Zafra, M.P. et al. Canc Discov (2020) https://doi.org/10.1158/2159-8290.CD-20-0442

When talking about cancer research, KRAS is bound to come up. The oncogene is one of the most frequently mutated in human cancers, but not all KRAS mutations are alike. As researchers and clinicians have sequenced more and more individual tumors from patients, it has become clear that there’s more to the story than whether or not the gene is mutated.

“People have started to look at these databases and are starting to realize, well, you get a mutation in the KRAS gene – that is not always the same mutation,” says Maria Paz Zafra, a postdoctoral fellow in Lukas Dow’s lab at Weill Cornell Medicine in New York. From organ to organ, biases appear – a particular KRAS variant will be prevalent in say, colon cancers, but less commonly found in pancreatic or lung cancers. The available animal models to test the consequences of such differences, however, were limited. It was time to make some more mice.

With the help of CRISPR-Cas9, Zafra and her colleagues add three conditional mutant KRAS models to the cancer field’s mouse cache: KRASG12C, KRASG12R, and KRASG13D. The chosen allelic variants, subtly different and found quite close together on codons 12 and 13, are common in lung, pancreatic, and colon cancers, respectively. When the team induced the different alleles in vivo in mouse colon and pancreas epithelial tissue, they noted tissue-specific differences in tumor initiation and early development; additional work with pancreatic organoids revealed differences in drug sensitivities depending on the particular mutation as well.

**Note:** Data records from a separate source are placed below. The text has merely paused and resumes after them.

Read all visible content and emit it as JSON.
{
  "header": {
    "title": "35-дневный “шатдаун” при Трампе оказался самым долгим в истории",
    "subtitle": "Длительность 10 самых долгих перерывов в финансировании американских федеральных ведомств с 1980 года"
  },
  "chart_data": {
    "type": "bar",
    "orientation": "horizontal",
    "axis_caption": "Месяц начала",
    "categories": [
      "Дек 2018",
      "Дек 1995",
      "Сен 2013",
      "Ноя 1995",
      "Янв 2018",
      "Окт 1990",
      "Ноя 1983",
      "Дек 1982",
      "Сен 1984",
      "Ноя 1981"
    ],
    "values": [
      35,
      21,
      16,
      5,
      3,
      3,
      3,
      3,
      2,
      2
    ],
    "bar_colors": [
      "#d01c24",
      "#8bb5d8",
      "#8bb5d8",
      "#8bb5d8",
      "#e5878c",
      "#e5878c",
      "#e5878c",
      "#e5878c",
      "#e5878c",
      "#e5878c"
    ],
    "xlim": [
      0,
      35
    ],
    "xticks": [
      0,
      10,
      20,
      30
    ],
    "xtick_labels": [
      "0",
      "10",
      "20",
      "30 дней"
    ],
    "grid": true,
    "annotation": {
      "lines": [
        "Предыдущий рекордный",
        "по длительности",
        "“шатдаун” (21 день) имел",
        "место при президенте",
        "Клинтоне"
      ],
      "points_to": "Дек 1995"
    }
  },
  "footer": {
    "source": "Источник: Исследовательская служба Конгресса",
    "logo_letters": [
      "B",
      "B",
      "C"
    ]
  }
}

Developing the appropriate strategy to make the mice took two long years, says Zafra. Despite its oncogenic potential, KRAS is essential for normal embryonic development so it can’t be mutated too early; Cas9, meanwhile, can be promiscuous and cut unintended locations, and the team found themselves working through a number of guides and Cas9 variants to find the one that would only edit the conditional allele in their embryonic cell lines while leaving the wild-type copy untouched. To save others the same trouble, the team has deposited two of the three mouse models in the Jackson Laboratory’s repository, with the third to follow soon, Zafra says.

Although the new mice can help add nuance to preclinical work exploring the oncogene’s influences on cancer, that’s still the easy part, says Zafra. KRAS doesn’t operate alone – there are now additional co-mutations in other genes to start considering, and more tumor-specific context to explore. Nevertheless, she hopes the field will find the conditional mouse models a valuable addition. “They reflect this variability that we get across human tumors,” she says. “It will definitely help us keep studying KRAS biology, but in a very specific manner.”